According to NAMIC, the burden of additional disclosure will fall heaviest on smaller companies.

NAMIC's study also found that mutual insolvency costs were 27 percent of total insolvency costs from 1977 to 1991, and since 1991 have represented only 5 percent of the industry total.

Doug Stolte, deputy insurance commissioner with the Virginia Bureau of Insurance and chair of the NAIC/ American Institute of Certified Public Accountants (AICPA) working group, said that losses often extend beyond the $300,000 limit paid out by property-casualty guarantee funds and the $100,000 paid out by life guaranty funds. The harm that can be done to life policyholders and to creditors can be in excess of those totals and is a "major hole" in the study.

Mr. Stolte also said that regulators have invited insurers to come up with an alternative proposal to insure strong internal audit controls and that they "are not wedded to SOX [Sarbanes-Oxley]." Regulators are concerned with a system of controls that cover the major processes and not necessarily all processes as covered by Title IV of SOX, he explained.

He said of the announcement of the study, "It is a big frustration that there is an obvious attempt to kill [changes to MAR.] It is an obvious attempt to frustrate discussion on the topic."

Regulators need tools to look into internal management controls of insurers, according to Mr. Stolte. For instance, he said that in Virginia they are getting ready to question American International Group, New York, regarding allegations the company categorized workers' compensation premiums as a liability in order to avoid the payment of tax.

Of those who are opposing implementation of internal controls, he says, "I don't know what they have to fear. Give us a proposal."

And, according to Mr. Stolte, it is hard to analyze costs when a structure for assessing internal controls has not been decided upon yet. He suggested that a dialogue and framework should be decided upon before looking at costs.

"I don't see why they wouldn't want the best available governance. It is not like we are living in an age where there are no problems," said Brendan Bridgeland, an NAIC-funded consumer representative with the Center for Insurance Research, Boston.

"If it can happen at AIG, it can happen at smaller companies. It might be more important for smaller companies to have [internal controls]."

Mr. Bridgeland said that while he can understand concern about expense and difficulty in complying with potential new requirements, if smaller companies experience problems they may be less able to handle them than a company the size of AIG.

Companies should counterbalance costs by looking at the potential for savings if a company is saved from rehabilitation and guarantee fund assessments are not levied, he added.

"Regulators are really on the ball to be looking at this," Mr.

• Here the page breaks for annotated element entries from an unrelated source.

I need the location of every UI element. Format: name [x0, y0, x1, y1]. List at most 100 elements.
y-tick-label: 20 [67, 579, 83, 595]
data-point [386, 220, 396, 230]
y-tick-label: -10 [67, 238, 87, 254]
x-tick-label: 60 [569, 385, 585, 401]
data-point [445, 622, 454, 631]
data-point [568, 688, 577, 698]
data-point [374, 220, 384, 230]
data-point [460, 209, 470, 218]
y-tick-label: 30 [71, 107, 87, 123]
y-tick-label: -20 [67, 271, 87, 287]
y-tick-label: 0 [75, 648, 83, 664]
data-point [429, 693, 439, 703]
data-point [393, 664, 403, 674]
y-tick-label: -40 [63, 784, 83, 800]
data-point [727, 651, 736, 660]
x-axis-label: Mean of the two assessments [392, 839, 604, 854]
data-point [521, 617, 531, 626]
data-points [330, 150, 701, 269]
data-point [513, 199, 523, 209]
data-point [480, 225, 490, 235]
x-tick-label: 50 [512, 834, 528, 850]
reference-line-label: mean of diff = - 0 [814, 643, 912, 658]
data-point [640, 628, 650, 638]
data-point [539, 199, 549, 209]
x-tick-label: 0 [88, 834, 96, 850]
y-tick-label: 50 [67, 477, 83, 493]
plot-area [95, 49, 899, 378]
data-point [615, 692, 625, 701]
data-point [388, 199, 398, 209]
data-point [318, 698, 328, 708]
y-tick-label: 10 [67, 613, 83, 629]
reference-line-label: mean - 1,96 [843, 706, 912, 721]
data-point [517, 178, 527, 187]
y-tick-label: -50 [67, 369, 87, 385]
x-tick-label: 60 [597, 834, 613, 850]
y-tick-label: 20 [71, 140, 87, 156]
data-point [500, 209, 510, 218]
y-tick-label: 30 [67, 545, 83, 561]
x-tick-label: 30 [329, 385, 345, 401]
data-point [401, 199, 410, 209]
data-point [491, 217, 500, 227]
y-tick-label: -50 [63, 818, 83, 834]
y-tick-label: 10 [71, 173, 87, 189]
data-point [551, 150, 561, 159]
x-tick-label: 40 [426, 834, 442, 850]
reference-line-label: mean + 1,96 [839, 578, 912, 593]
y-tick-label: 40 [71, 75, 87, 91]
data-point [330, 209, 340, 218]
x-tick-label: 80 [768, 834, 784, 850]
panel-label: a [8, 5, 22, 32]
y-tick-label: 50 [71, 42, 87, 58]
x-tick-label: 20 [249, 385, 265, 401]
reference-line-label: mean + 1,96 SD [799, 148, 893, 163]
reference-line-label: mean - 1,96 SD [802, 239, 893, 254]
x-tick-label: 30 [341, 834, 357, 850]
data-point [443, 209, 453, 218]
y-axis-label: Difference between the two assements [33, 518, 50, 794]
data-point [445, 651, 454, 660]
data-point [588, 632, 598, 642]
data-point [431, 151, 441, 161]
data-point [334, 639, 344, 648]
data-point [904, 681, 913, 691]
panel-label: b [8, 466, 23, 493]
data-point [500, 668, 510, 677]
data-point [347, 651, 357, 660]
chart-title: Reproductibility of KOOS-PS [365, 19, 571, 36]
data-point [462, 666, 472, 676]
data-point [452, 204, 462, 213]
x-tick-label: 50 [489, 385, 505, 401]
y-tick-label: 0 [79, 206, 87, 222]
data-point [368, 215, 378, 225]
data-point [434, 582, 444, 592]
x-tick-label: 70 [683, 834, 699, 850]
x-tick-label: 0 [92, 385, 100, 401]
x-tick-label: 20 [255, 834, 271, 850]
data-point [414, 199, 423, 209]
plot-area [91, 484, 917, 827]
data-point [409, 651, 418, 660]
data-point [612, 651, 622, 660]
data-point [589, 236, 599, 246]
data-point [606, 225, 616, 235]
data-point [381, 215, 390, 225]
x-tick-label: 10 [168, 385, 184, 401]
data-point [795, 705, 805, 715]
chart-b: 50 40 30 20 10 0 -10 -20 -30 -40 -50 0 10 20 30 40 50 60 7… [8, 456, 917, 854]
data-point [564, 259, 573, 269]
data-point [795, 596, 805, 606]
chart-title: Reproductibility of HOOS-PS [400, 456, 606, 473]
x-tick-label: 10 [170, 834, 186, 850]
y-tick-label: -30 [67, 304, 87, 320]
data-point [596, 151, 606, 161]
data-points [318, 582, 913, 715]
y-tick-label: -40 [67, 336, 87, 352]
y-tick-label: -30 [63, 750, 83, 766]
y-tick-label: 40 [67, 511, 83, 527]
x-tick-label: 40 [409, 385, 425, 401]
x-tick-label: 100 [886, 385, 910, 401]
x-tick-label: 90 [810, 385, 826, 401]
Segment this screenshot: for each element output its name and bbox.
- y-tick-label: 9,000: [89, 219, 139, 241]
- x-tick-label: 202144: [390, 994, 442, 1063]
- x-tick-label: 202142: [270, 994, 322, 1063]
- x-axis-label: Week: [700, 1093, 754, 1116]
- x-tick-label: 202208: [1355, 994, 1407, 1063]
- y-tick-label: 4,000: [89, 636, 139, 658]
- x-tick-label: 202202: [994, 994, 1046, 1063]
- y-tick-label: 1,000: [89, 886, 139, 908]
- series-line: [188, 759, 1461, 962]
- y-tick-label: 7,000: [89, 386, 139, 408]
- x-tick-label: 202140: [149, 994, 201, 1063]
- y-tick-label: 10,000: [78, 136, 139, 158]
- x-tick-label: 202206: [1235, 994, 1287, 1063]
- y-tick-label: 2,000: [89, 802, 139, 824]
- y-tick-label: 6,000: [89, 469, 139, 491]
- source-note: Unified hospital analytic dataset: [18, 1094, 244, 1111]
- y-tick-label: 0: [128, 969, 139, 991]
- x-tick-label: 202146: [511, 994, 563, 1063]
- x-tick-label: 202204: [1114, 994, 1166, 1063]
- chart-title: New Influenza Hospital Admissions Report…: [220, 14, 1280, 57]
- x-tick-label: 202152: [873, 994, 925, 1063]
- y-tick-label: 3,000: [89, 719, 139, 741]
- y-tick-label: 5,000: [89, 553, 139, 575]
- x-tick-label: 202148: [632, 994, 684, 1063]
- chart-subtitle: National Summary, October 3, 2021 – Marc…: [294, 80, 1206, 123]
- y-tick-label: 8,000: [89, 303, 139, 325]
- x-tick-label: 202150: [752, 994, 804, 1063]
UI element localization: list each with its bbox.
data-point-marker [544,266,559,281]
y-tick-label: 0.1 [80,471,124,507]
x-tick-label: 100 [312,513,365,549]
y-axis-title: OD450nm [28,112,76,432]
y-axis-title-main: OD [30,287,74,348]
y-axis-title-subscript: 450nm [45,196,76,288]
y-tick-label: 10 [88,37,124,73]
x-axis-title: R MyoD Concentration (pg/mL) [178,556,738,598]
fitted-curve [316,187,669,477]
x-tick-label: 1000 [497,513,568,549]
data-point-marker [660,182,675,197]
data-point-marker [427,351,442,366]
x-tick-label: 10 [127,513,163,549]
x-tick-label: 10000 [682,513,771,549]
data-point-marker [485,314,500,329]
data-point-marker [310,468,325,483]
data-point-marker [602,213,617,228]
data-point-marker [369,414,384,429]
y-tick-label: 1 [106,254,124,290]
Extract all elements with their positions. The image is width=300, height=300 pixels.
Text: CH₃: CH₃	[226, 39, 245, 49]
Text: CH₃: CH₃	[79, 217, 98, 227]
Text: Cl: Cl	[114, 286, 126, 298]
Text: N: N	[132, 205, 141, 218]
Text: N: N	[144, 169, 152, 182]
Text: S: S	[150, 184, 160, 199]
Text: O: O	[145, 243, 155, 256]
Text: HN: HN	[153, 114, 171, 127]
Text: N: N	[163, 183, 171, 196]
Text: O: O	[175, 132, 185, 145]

Bridgeland said.

But during a discussion of the study, NAMIC representatives disagreed with the idea the companies will ultimately benefit.

"The pending proposal is unnecessary, ill-advised and too expensive," said Chuck Chamness, NAMIC president.

The NAMIC study found that the cost is almost eight times the estimated benefit level to mutual insurers. And, the study found, although estimated second-year cost reductions range from 41 percent for larger companies, they are only 14 percent for smaller companies.

Since the survey was completed, one participating company has come back and said that the cost is actually greater than it initially estimated, said Roger Schmelzer, NAMIC senior vice president-regulatory affairs.